Posts Tagged ‘il padrino

25
Set
09

Quentin Tarantino. Sono l’aspirapolvere del cinema

tarantino-sipaIl cinema può cambiare la Storia? Forse no. Ma forse può farlo “un” cinema. Come il piccolo cinema di Parigi dove si riunisce il gotha del Terzo Reich per la prima di un film di propaganda voluto fortemente da Goebbels. Riuscire a far bruciare quel cinema, con all’interno Adolf Hitler, vorrebbe dire cambiare la Storia. È di questo che parla Bastardi senza gloria, il nuovo, grande film di Quentin Tarantino. “Mi piace l’idea che il cinema potesse far crollare il Terzo Reich” ha dichiarato il regista americano oggi a Roma per presentare il film. “È una metafora succosa. E poi nel film non è solo una metafora, succede davvero”.

Fa i conti con la Storia, Tarantino. Per la prima volta nella sua carriera gira un film ambientato dichiaratamente nel passato, in un periodo storico preciso. E, da Deus ex machina per eccellenza, burattinaio in grado di manipolare a suo piacimento i suoi personaggi e lo spettatore, si permette di manipolarla, la Storia. “Il primo motivo che mi costringe a sedermi e scrivere un film è la sperimentazione” ci racconta. “In questo caso ho deciso di fare un sottogenere italiano del film bellico, che potremmo chiamare Maccheroni Kombat. Mentre scrivi poi vengono fuori i sentimenti. Così la prima idea che mi era venuta in mente è stata quella di fare un film di guerra.

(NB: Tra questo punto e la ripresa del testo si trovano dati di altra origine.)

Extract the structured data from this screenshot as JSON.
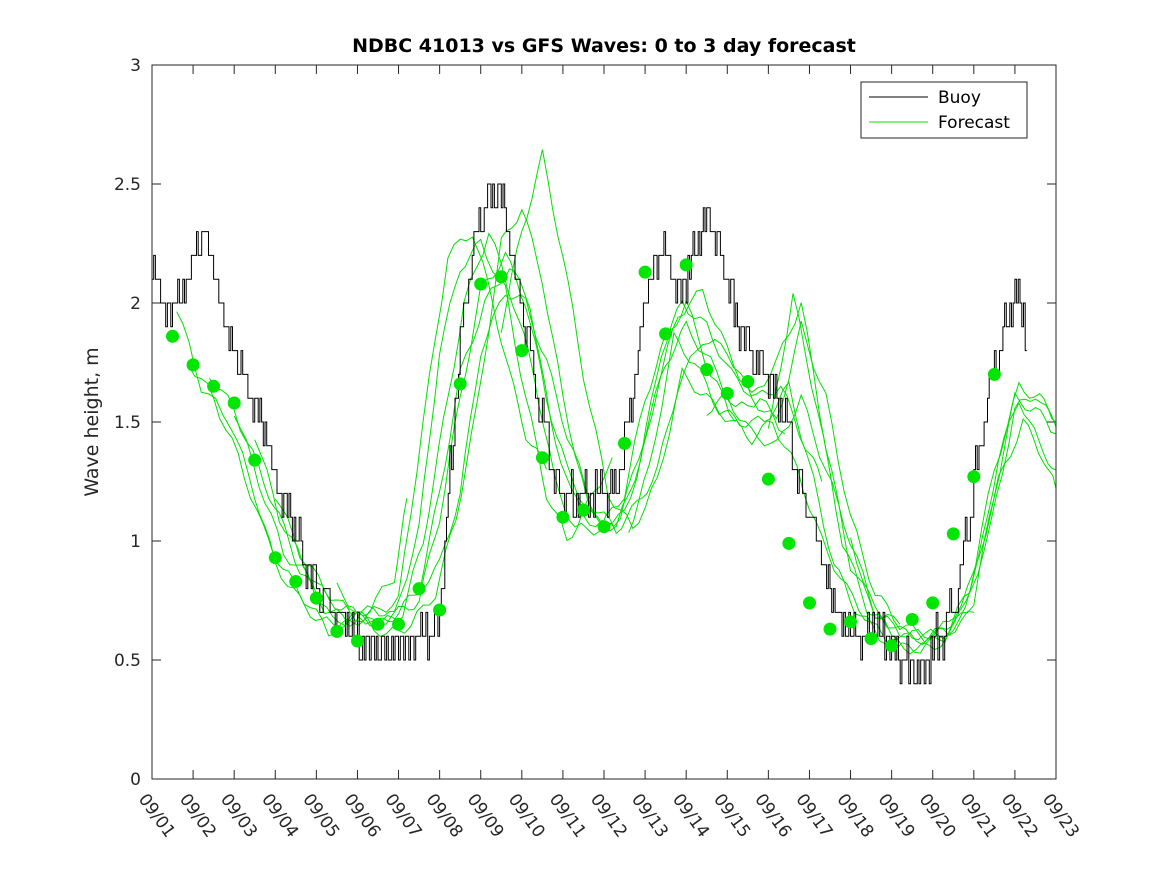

In un secondo momento sono riuscito a far venire fuori le mie riflessioni”. Il risultato è un universo parallelo, nel quale il Terzo Reich potrebbe cadere grazie a un manipolo di coraggiosi eroi, e a una ragazza ebrea che, scampata a un eccidio, gestisce un cinema a Parigi. “Quando ho iniziato a scrivere la sceneggiatura non sapevo che sarei andato così lontano dalle verità storiche: credevo che sarei stato più fedele alla Storia” confessa Tarantino. “Quando stavo arrivando alla fine della sceneggiatura mi sono chiesto cosa diavolo stessi facendo: avevo lasciato scrivere la storia ai miei protagonisti. Nei miei film non ci sono state mai cose che non si potessero fare. Allora ho pensato: i  miei personaggi in quel momento non sanno come va a finire. E allora hanno cambiato il corso della Storia. Ovviamente, non essendoci stati, non hanno potuto farlo, ma se ci fossero stati forse tutto questo sarebbe stato possibile”.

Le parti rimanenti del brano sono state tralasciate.